Firstly perhaps getting over a fear by facing it only works if it generates a positive outcome. If the roller coaster proved to be less scary or equally thrilling and fun and if the girls I chatted to showed more interest and made me happy, then things might have worked out? I dunno.

Secondly I might have done a great job at pre-programming my mind to think something is scary that it has a placebo-type effect and becomes what I expect it to?

There is one theory we discussed which might solve the problem of fears not being conquered when faced. The idea was basically constant repetition within a short time frame. In theory this would be enough to desensitize you to the fears by creating a habit in a short time gap without space to re-establish old, fearful thought patterns.

So, for example: Go on the scary ride 5 or 6 times in a row, or approach 5 or 6 strangers a day EVERY day for a week.
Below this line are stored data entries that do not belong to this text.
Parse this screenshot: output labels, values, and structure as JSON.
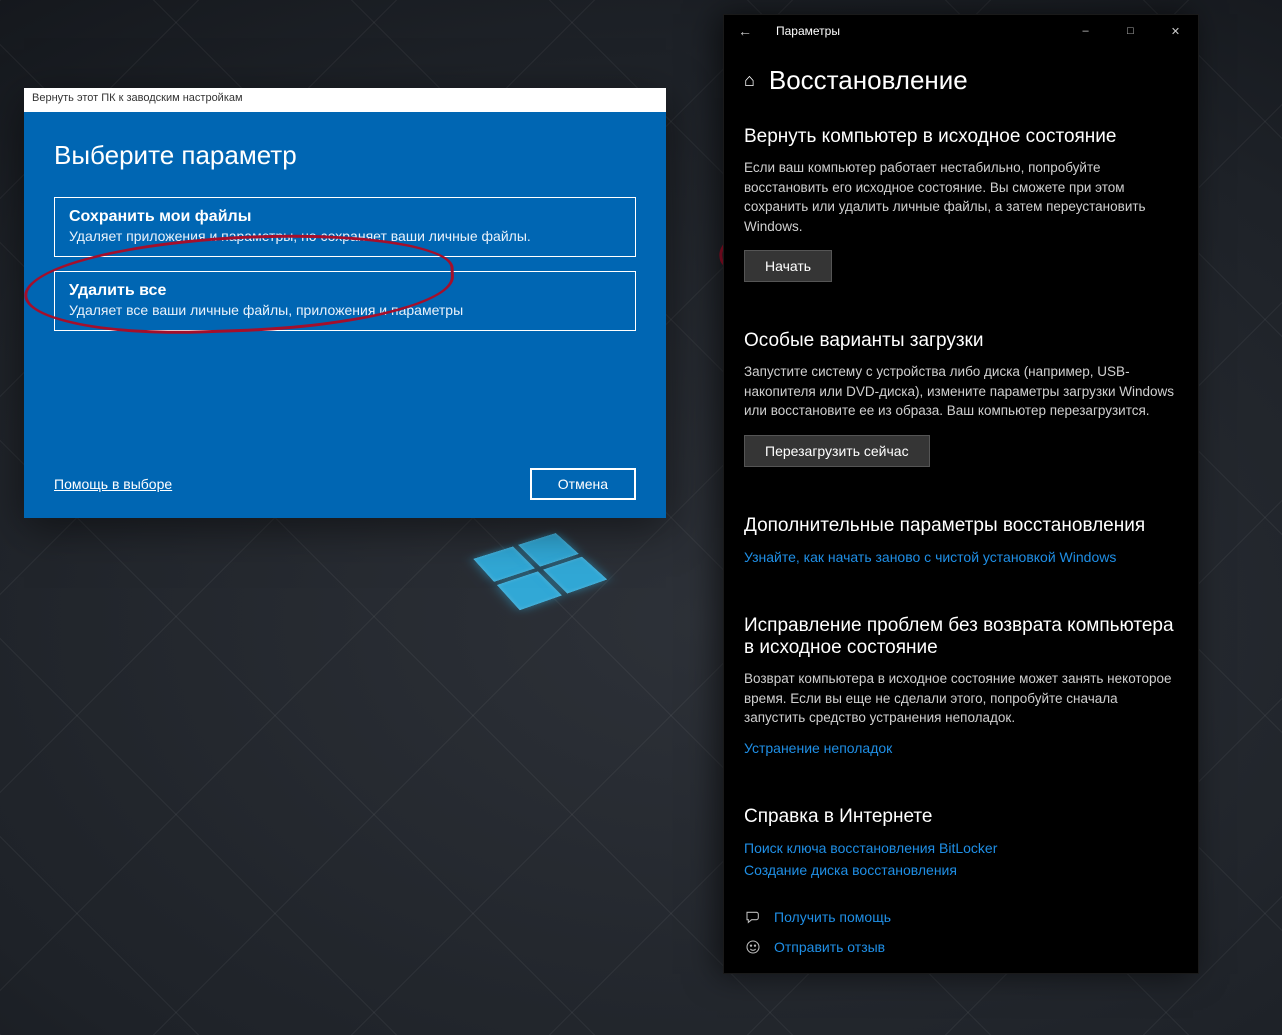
{
  "dialog": {
    "title": "Вернуть этот ПК к заводским настройкам",
    "heading": "Выберите параметр",
    "options": [
      {
        "title": "Сохранить мои файлы",
        "desc": "Удаляет приложения и параметры, но сохраняет ваши личные файлы."
      },
      {
        "title": "Удалить все",
        "desc": "Удаляет все ваши личные файлы, приложения и параметры"
      }
    ],
    "help_link": "Помощь в выборе",
    "cancel": "Отмена"
  },
  "settings": {
    "window_title": "Параметры",
    "page_title": "Восстановление",
    "reset": {
      "title": "Вернуть компьютер в исходное состояние",
      "desc": "Если ваш компьютер работает нестабильно, попробуйте восстановить его исходное состояние. Вы сможете при этом сохранить или удалить личные файлы, а затем переустановить Windows.",
      "button": "Начать"
    },
    "advanced_startup": {
      "title": "Особые варианты загрузки",
      "desc": "Запустите систему с устройства либо диска (например, USB-накопителя или DVD-диска), измените параметры загрузки Windows или восстановите ее из образа. Ваш компьютер перезагрузится.",
      "button": "Перезагрузить сейчас"
    },
    "more_options": {
      "title": "Дополнительные параметры восстановления",
      "link": "Узнайте, как начать заново с чистой установкой Windows"
    },
    "troubleshoot": {
      "title": "Исправление проблем без возврата компьютера в исходное состояние",
      "desc": "Возврат компьютера в исходное состояние может занять некоторое время. Если вы еще не сделали этого, попробуйте сначала запустить средство устранения неполадок.",
      "link": "Устранение неполадок"
    },
    "web_help": {
      "title": "Справка в Интернете",
      "links": [
        "Поиск ключа восстановления BitLocker",
        "Создание диска восстановления"
      ]
    },
    "footer": {
      "get_help": "Получить помощь",
      "feedback": "Отправить отзыв"
    }
  }
}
Hopefully this will then cement the idea that it really isn't as bad as initially perceived. Cementing the idea with an intensive course of repetition is the key.

I don't know if this would work, but would love to give it a go!

The only problem (and it is a HUGE problem) is that it takes massive amounts of courage in the first place to face one's fears. And even more courage to re-face them once you've effectively proved to your brain that this really is as bad as you've imagined it might be. Once your brain has hard evidence that something is as bad as the mental image you'd initially projected, it takes a special kind of commitment to carry on and persevere despite this. It seems to me to be on par with considering putting one's own life in risk!

[Side note: For more positive thinkers/mind-sets, recovering from failure is a lot easier as is a general positive interpretation about attempting any particular situation in the first place. Developing an ability to interpret in a positive way might be a more important step than attempting to grind it out as above?]